Mash Notes and Comment
"Mr. Paul Coates, dear friend:
"About 2 1/2 months ago you called me at 12 a.m. and asked me if I could tell you who was President in 1875.
"I didn't know and I didn't win the stove. I'm not too sorry because I don't like stoves.
"You told me, however, that I would get some prize but for the life of me, I can't remember what it was. So far I haven't got anything from you.
"My neighbors claim that I never heard from you, so please answer this to straighten things out." (signed) Mrs. Theresa Herron, Glen Ellen, Calif.
--It wasn't me who called you at 12 a.m. I know who was President in 1875.
"I feel silly writing this letter, but the boss is out and I've got nothing else to do so why not?
"I'm a secretary with a problem. A funny problem, maybe, but it's beginning to get to me. It's about - you suggested it -- my BOSS.
"He's one of these practical jokers. Tacks on my chair. That kind of thing.

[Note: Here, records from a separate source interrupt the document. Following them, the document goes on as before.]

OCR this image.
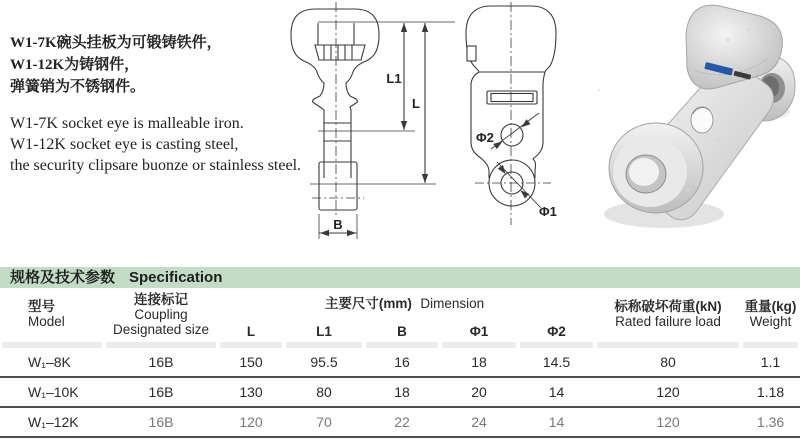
W1-7K碗头挂板为可锻铸铁件，
W1-12K为铸钢件，
弹簧销为不锈钢件。
W1-7K socket eye is malleable iron.
W1-12K socket eye is casting steel,
the security clipsare buonze or stainless steel.
L1
L
B
Φ2
Φ1
规格及技术参数 Specification
型号
Model	连接标记
Coupling
Designated size	主要尺寸(mm) Dimension					标称破坏荷重(kN)
Rated failure load	重量(kg)
Weight

		L	L1	B	Φ1	Φ2		

W₁–8K	16B	150	95.5	16	18	14.5	80	1.1
W₁–10K	16B	130	80	18	20	14	120	1.18
W₁–12K	16B	120	70	22	24	14	120	1.36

"One time he pinned a sign on the back of my coat and I didn't discover it until I got back to my apartment. It said, 'Danger Explosives,' and boy did he get a kick out of razzing me on that one.
Between the Cheese and Ham
"I've been putting up with this for about two years now, so the other day when he sent me out for his sandwich, I decided to get even. I typed on a little slip of paper, 'Help! I'm locked in the icebox,' and stuck it in his sandwich between the cheese and the ham.
"From my desk I can watch him eating, and I kept waiting for him to find it to watch his expression, but he didn't. He ate it!
"Everyday for a week I kept putting the same note in but the jerk kept eating them. Finally, I wrote it on a piece of cardboard to be sure that he'd find it.
"He ate that one, too!
"Now I can't help laughing when he's eating and he keeps calling out to me what am I laughing about? Then I get hysterical. Naturally, I can't tell him because he's eaten so many notes now if he gets sick he'd blame me.
Time for a Change
"I think I better start job hunting. Every time I look at him I break out in giggles.
"Incidentally, I type 60 words a minute, take Gregg shorthand like a whiz and have a VERY presentable appearance. If your secretary is worn out, why not give me a call????" (signed) Mitzi, L.A.
--I would, Mitzi, but cardboard repeats on me.
(Press Release) "Ask and ye shall receive!!!
"Ira Cook, KMPC's genial disc jockey, found out that there is more to this saying than meets the eye.
"Last week Cook lamented on the air that one of the toughest chores he is faced with daily is finding a pen to sign the KMPC log.
"He asked his listeners to send him a pen if they might have a spare around their desks.
"To his amazement, Ira received more than 1,500 pens since his request.
"Largest shipment of more than 200 came from Standard Brands, Inc.
"Ira is wondering now if he asked for a trip to the moon whether one of his listeners would come up with it." (signed) Publicity Dept.,KMPC, Hollywood.
--I can't swing the moon, Ira, but I'll give you bus fare out of town.